Posted at 8:53 AM, Feb 25, 2020

MADISON, Wis. -- Their jobs are among the most dangerous available, but more firefighters die by suicide than by the dangers of their jobs.

It's a startling statistic Milwaukee firefighters are all too familiar with.

Brent Jones, a 20 year veteran of the Milwaukee Fire Department, almost became part of that group several times while dealing with Post Traumatic Stress Disorder (PTSD), depression, anxiety and obsessive compulsive disorder.

"A lot of times you as a first responder," shared Jones. "You go to sleep and you see some of the scenes you went out on."

Jones said he wouldn't wish the images he's seen on anyone else. He said to understand what he lives with someone would have to go to great lengths.

"You would have to think of the worst thing that’s happened to you in your life or that you’ve seen and replay that for 20 years," he said.

He explains firefighting culture hasn't historically been one of sharing emotions. But, the culture is changing as new information about suicide rates emerges.

In 2017 a study found 103 firefighters died by suicide, while 93 died doing their job.

Jones hopes to put a stop to that trend. The I-Team met up with him at the Capitol in Madison, where he and hundreds of firefighters and police officers from across the state gathered to ask lawmakers to pass a law allowing worker's compensation payments for PTSD.

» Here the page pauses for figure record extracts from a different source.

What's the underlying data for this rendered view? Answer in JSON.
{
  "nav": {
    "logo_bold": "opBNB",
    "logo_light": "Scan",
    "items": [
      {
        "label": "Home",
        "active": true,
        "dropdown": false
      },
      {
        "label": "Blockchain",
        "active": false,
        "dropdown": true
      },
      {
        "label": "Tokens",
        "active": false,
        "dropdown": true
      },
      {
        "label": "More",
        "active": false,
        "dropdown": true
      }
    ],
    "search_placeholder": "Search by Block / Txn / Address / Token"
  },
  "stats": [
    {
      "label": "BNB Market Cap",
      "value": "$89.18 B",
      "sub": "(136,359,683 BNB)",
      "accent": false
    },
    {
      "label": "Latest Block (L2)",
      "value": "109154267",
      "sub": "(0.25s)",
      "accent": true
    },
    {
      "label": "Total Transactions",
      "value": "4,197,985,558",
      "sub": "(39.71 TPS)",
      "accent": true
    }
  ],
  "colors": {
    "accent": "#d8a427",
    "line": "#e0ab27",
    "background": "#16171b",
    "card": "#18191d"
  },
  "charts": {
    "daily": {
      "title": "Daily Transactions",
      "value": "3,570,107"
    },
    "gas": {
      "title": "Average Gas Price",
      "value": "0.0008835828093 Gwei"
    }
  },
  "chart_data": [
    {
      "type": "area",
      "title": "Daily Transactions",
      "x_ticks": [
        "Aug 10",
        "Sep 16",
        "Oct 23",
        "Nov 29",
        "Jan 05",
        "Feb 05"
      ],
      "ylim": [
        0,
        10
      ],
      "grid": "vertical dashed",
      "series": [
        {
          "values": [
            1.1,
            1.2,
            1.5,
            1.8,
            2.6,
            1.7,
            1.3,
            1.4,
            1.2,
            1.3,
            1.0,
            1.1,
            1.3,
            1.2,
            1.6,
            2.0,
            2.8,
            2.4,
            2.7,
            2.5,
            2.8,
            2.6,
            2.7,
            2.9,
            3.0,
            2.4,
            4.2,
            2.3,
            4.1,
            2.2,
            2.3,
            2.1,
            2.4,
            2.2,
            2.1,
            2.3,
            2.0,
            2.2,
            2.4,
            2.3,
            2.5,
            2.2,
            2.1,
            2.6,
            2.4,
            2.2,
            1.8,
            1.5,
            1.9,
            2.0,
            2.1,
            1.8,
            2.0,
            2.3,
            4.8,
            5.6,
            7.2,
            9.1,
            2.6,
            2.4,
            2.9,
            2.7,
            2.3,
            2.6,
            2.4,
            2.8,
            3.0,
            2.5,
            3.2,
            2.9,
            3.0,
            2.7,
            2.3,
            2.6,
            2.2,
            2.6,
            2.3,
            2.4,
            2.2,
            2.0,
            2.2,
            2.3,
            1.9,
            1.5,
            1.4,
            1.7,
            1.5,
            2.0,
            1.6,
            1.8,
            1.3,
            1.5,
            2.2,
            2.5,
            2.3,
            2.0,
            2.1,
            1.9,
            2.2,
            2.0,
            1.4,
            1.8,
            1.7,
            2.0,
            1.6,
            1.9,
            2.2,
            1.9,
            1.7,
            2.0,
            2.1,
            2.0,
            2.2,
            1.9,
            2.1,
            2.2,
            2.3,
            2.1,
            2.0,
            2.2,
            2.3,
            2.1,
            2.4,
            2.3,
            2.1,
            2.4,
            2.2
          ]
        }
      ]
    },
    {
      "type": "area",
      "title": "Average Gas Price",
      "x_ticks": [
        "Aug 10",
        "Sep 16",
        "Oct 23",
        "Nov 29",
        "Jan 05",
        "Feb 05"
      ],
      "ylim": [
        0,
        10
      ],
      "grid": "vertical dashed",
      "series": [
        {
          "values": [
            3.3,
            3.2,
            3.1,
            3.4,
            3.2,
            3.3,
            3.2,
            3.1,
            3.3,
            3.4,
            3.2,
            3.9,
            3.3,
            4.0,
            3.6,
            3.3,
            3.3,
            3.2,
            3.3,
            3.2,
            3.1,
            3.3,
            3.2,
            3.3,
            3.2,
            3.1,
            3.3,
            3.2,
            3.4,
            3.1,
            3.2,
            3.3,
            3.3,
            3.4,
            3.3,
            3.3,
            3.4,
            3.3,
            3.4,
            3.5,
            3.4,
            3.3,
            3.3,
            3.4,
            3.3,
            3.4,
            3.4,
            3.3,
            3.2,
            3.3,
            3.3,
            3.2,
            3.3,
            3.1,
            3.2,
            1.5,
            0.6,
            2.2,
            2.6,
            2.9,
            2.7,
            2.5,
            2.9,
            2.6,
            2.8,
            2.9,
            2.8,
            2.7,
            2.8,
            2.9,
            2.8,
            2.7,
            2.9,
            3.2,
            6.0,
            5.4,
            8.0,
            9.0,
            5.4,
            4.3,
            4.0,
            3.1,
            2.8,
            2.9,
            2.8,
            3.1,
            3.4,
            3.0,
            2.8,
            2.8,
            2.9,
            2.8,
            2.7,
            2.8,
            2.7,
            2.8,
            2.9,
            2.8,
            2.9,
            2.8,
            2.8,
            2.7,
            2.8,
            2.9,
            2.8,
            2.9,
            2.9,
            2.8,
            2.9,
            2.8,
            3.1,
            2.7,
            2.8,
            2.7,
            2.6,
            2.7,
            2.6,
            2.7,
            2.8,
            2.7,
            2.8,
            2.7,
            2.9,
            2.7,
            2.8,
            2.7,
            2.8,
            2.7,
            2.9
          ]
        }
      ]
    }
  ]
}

"There's so many first responders out there right now that aren't getting the help they need because they either can't afford it or they're afraid of what's going to happen." Jones said. "They're afraid of not having a paycheck, their families not being taken care of while they're trying to get help."

Jones believes the bill, AB569 and SB511, will allow more firefighters and police officers to access treatment quickly. Even quicker than he did when he needed it.

"I should have gone immediately, but I took an extra two weeks so I could get my affairs in order," he said.

Most importantly, Jones believes people needing help should go get treatment or talk to their peers.

"You can be happy again. I am one of the lucky ones. I got to go back to work, I got to come back to the job that I absolutely love and I'm happier now," Jones said.

The Milwaukee Fire Department has a peer support program, which sends peer support counselors to stations after they experience high stress calls, like the death of a child.